Replymelihat juga menilai semua bentuk perhatian Ibu dari sudut pandang lain. dan, ah... kedok terselubungnya! ciamik! :D
hehehe, tunggu aja kalo tiba-tiba sidik jari si anak ditemuin di alat buktinya *ide berlarian*
hihihi makasih kak vanda :D
Replysemoga polisinya segera curiga sama tuh anak.
Suka bangeeett :D
ReplyBtw, salam kenal yoo!
makasih :D
Replyiya, salam kenaaal *toss*
Postingan bagus, #Blogwalking :)
ReplyMampir + komentar juga ya disini
http://ekienglandmuse.blogspot.com/2014/05/dear-kamu.html
iya :)
Replyhiii... ortu yang baik aja banyak yang dijahatin anak, apalagi ortu yang jahat.

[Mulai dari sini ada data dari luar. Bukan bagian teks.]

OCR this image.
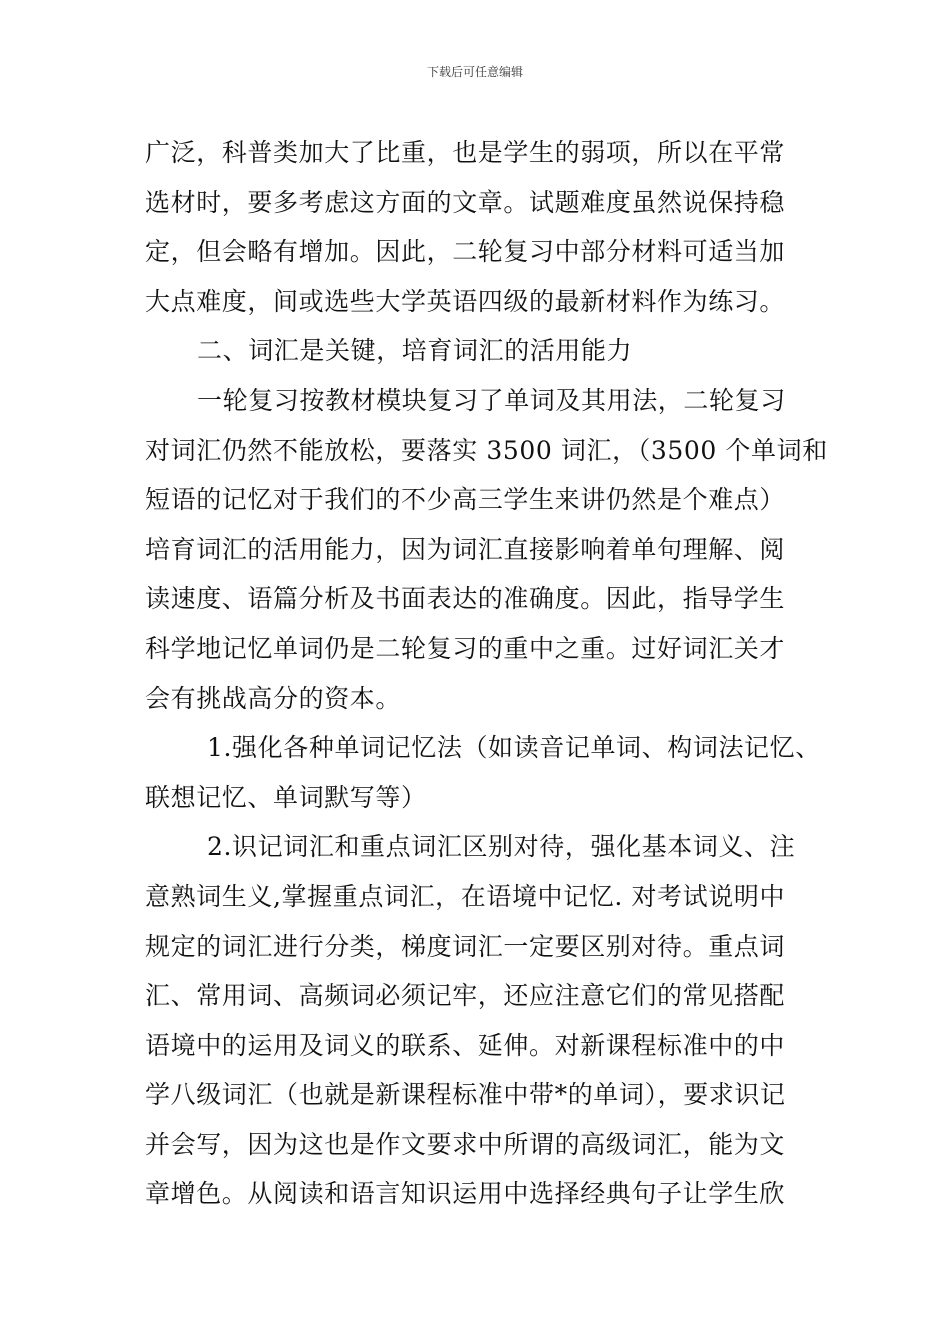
下载后可任意编辑
广泛，科普类加大了比重，也是学生的弱项，所以在平常
选材时，要多考虑这方面的文章。试题难度虽然说保持稳
定，但会略有增加。因此，二轮复习中部分材料可适当加
大点难度，间或选些大学英语四级的最新材料作为练习。
二、词汇是关键，培育词汇的活用能力
一轮复习按教材模块复习了单词及其用法，二轮复习
对词汇仍然不能放松，要落实 3500 词汇，（3500 个单词和
短语的记忆对于我们的不少高三学生来讲仍然是个难点）
培育词汇的活用能力，因为词汇直接影响着单句理解、阅
读速度、语篇分析及书面表达的准确度。因此，指导学生
科学地记忆单词仍是二轮复习的重中之重。过好词汇关才
会有挑战高分的资本。
1.强化各种单词记忆法（如读音记单词、构词法记忆、
联想记忆、单词默写等）
2.识记词汇和重点词汇区别对待，强化基本词义、注
意熟词生义,掌握重点词汇，在语境中记忆. 对考试说明中
规定的词汇进行分类，梯度词汇一定要区别对待。重点词
汇、常用词、高频词必须记牢，还应注意它们的常见搭配
语境中的运用及词义的联系、延伸。对新课程标准中的中
学八级词汇（也就是新课程标准中带*的单词），要求识记
并会写，因为这也是作文要求中所谓的高级词汇，能为文
章增色。从阅读和语言知识运用中选择经典句子让学生欣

ReplySerem nih endingnya ....
he'em ya. zaman makin edan. *malah ngomel*
Replynice :)))))
Replymakasih mbak isti :)
Replyemang harus syang ibu, nah buat ibu2 yang suka maen quiz, aq ada info quiz menarik nih , cek deh disini http://goo.gl/b8nAZm
ReplyPost a Comment
Heiho! Salam kenal.
Kritik di sini boleh lho. Saran malah lebih boleh lagi. Asal jangan SARA ya.